Jan Niessen, directeur du Migrant Policy Group et responsable du projet MIPEX, est venu présenter les résultats de cette étude en se penchant notamment sur le cas luxembourgeois. Un sujet sur lequel devaient se pencher le même jour les ministres de l’Intégration et de l’Immigration, Marie-Josée Jacobs et Nicolas Schmit, sans compter les participants au séminaire organisé au siège du CES.

Le MIPEX est un guide de référence et un outil interactif qui vise à évaluer, comparer et améliorer la politique d’intégration. Il mesure les politiques d’intégration dans 31 pays d’Europe et d’Amérique du Nord. Ses 148 indicateurs politiques ont pour ambition de dresser un tableau riche et multidimensionnel des possibilités offertes aux migrants de participer à la société en évaluant l’importance attachée par les gouvernements à l’intégration. En mesurant les politiques et leur mise en œuvre, il entend révéler si l’égalité des droits, des responsabilités et des chances est garantie à tous les résidents.

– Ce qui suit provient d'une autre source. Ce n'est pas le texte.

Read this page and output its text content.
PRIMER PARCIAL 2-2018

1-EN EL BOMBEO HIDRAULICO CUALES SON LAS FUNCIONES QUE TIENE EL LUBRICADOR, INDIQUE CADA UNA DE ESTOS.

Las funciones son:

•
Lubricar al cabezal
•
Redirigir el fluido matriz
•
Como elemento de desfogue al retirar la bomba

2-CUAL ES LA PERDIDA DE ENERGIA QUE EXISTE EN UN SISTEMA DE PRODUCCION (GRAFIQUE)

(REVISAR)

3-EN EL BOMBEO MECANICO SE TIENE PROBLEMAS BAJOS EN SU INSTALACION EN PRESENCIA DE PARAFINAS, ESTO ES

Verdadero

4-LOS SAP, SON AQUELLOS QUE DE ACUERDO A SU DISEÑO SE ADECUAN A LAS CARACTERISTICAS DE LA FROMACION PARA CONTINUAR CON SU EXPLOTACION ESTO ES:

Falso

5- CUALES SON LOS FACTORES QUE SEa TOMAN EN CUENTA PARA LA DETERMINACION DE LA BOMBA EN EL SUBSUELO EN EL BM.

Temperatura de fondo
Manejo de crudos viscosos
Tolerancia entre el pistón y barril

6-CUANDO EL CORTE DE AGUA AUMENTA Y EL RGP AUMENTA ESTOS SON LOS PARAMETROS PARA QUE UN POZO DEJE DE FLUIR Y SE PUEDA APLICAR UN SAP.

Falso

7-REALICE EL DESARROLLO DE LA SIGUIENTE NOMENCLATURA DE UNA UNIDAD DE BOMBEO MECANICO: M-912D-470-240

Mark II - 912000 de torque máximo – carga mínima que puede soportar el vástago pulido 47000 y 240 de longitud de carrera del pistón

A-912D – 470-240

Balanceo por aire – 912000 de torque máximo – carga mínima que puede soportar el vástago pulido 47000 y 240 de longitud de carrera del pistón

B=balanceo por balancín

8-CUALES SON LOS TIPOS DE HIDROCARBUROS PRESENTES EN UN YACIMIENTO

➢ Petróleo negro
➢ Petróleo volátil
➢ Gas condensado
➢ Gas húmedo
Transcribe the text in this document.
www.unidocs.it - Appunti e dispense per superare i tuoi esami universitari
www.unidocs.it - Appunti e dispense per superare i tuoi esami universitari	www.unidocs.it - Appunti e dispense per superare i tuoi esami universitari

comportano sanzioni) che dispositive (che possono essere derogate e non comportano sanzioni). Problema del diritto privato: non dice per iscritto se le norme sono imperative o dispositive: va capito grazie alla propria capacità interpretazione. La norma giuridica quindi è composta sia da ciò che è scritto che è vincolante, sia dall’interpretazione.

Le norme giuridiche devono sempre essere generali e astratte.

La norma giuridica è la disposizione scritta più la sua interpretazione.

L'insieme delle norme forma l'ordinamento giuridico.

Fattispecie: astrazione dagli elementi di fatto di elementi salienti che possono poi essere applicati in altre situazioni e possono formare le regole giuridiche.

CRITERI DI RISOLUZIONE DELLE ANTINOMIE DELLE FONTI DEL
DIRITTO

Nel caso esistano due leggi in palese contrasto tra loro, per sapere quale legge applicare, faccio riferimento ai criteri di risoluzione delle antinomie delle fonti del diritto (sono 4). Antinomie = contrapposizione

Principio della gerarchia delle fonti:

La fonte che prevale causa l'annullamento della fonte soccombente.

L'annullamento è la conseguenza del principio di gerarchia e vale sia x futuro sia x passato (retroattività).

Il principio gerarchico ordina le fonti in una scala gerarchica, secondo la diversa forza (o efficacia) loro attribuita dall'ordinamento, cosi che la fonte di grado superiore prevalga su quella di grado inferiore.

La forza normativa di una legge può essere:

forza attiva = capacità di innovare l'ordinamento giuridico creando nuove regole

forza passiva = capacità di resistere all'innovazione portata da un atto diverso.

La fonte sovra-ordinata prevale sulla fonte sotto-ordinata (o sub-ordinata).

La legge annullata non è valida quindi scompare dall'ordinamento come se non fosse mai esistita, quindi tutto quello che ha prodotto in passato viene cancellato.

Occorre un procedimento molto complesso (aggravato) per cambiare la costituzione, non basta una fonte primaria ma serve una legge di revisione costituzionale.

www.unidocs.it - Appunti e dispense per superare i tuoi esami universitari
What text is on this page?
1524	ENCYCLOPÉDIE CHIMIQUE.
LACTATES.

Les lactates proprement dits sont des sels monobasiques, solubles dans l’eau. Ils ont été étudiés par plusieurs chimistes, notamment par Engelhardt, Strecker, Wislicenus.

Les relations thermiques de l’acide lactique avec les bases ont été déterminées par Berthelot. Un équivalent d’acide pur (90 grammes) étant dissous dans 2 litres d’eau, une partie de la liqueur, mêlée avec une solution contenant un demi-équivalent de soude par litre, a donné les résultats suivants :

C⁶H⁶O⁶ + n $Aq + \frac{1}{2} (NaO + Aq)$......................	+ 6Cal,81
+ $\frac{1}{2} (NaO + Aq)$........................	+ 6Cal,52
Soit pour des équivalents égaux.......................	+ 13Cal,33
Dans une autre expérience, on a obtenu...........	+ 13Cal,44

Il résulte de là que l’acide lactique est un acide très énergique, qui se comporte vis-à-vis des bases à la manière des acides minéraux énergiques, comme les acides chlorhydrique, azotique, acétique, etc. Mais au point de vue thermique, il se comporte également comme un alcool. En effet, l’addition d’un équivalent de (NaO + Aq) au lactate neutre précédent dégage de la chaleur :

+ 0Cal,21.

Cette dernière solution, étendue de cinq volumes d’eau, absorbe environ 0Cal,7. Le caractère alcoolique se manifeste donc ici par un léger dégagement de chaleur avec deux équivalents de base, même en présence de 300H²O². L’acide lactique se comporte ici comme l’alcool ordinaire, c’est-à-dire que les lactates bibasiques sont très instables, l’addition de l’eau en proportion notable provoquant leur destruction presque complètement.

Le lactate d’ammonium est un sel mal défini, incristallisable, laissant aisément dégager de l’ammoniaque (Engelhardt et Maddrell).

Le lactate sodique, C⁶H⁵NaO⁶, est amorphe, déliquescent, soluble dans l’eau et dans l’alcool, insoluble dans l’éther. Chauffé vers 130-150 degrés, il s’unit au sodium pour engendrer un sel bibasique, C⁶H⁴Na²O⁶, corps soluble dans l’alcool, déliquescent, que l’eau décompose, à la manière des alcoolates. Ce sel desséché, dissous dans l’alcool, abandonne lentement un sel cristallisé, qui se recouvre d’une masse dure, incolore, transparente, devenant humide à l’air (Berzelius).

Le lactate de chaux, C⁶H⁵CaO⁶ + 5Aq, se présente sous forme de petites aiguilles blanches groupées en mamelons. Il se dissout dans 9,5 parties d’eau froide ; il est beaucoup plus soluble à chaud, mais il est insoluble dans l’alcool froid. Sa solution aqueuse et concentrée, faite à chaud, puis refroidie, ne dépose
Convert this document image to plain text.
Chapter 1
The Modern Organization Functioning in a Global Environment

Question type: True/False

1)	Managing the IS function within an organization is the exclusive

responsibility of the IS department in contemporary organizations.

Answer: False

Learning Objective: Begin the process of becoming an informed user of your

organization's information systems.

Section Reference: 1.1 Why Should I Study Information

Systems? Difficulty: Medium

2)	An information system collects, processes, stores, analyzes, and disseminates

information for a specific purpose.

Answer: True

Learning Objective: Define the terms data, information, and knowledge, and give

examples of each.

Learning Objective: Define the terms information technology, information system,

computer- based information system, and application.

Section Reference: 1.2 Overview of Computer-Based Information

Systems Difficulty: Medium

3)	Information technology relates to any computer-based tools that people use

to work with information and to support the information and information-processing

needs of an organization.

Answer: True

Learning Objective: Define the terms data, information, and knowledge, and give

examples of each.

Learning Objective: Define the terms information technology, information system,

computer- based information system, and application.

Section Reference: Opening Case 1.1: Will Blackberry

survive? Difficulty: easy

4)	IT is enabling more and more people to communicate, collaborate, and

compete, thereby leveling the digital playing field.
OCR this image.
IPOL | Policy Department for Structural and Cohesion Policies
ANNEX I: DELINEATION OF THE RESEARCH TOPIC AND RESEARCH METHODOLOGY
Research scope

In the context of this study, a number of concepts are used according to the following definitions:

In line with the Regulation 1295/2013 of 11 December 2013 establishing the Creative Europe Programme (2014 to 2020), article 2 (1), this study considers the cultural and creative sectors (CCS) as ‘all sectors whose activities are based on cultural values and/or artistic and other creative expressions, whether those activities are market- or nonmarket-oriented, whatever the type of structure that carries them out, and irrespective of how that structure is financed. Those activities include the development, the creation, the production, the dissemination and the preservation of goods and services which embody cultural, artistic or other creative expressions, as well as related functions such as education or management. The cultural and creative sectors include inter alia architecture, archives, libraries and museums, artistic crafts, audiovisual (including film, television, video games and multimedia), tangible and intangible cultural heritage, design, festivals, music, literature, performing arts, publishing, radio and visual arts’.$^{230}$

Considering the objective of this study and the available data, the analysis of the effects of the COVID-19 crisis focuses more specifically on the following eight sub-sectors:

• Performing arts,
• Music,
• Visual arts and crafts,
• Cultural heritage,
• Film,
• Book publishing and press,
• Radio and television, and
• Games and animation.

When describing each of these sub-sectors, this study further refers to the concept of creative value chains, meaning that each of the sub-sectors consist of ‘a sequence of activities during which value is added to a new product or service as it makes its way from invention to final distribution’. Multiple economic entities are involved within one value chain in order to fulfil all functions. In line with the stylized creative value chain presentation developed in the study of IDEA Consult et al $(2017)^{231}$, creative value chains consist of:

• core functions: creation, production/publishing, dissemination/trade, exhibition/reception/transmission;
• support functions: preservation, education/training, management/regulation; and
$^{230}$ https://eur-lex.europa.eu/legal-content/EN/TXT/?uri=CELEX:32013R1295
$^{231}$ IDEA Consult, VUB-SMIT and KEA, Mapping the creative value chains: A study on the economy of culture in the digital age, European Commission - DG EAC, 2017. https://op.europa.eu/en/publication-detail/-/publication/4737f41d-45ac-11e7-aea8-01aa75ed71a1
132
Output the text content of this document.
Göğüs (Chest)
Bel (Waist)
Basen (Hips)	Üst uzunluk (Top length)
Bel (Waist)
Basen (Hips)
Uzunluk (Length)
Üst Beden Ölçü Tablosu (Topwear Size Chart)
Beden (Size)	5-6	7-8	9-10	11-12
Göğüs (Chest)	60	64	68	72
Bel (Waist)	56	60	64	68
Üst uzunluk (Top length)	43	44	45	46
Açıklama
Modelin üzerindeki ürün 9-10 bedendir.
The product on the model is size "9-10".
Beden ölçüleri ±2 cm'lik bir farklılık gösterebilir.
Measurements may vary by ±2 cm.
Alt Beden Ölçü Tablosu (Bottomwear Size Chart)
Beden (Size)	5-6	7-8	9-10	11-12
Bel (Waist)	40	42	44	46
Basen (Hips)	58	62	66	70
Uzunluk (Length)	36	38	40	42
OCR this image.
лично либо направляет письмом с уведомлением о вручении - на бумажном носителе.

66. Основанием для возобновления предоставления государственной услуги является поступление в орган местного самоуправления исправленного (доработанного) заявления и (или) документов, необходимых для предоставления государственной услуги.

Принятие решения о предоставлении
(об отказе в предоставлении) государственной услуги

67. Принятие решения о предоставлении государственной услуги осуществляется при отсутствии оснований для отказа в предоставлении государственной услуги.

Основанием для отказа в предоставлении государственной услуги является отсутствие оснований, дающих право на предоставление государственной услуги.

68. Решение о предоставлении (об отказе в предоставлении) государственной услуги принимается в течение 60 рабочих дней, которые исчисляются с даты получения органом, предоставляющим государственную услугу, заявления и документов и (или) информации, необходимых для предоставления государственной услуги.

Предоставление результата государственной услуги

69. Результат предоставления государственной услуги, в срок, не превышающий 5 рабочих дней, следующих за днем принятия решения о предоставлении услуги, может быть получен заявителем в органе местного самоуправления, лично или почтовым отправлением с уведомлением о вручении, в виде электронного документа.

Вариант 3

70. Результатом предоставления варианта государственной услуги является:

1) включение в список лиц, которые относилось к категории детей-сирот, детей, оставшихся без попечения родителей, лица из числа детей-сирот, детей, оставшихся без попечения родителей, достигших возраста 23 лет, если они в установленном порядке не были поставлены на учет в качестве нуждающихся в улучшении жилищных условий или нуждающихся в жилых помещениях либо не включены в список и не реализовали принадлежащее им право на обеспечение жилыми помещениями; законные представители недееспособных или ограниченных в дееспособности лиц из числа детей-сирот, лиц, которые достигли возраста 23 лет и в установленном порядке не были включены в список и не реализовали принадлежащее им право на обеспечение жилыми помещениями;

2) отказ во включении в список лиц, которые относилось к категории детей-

Le projet MIPEX est piloté par le British Council et le Migration Policy Group. Un consortium de 37 organisations nationales, parmi lesquelles des groupes de réflexion, des ONG, des fondations, des universités, des instituts de recherche et des organismes chargés des questions d’égalité, est associé au projet MIPEX. Au Luxembourg, c’est l’ASTI qui est partenaire. Ce sont en tous plus de 100 chercheurs qui sont impliqués à travers tous les pays ciblés. François Moyse, Serge Kollwelter, Frédéric Mertz et Claudia Hartmann ont participé au projet pour le Luxembourg.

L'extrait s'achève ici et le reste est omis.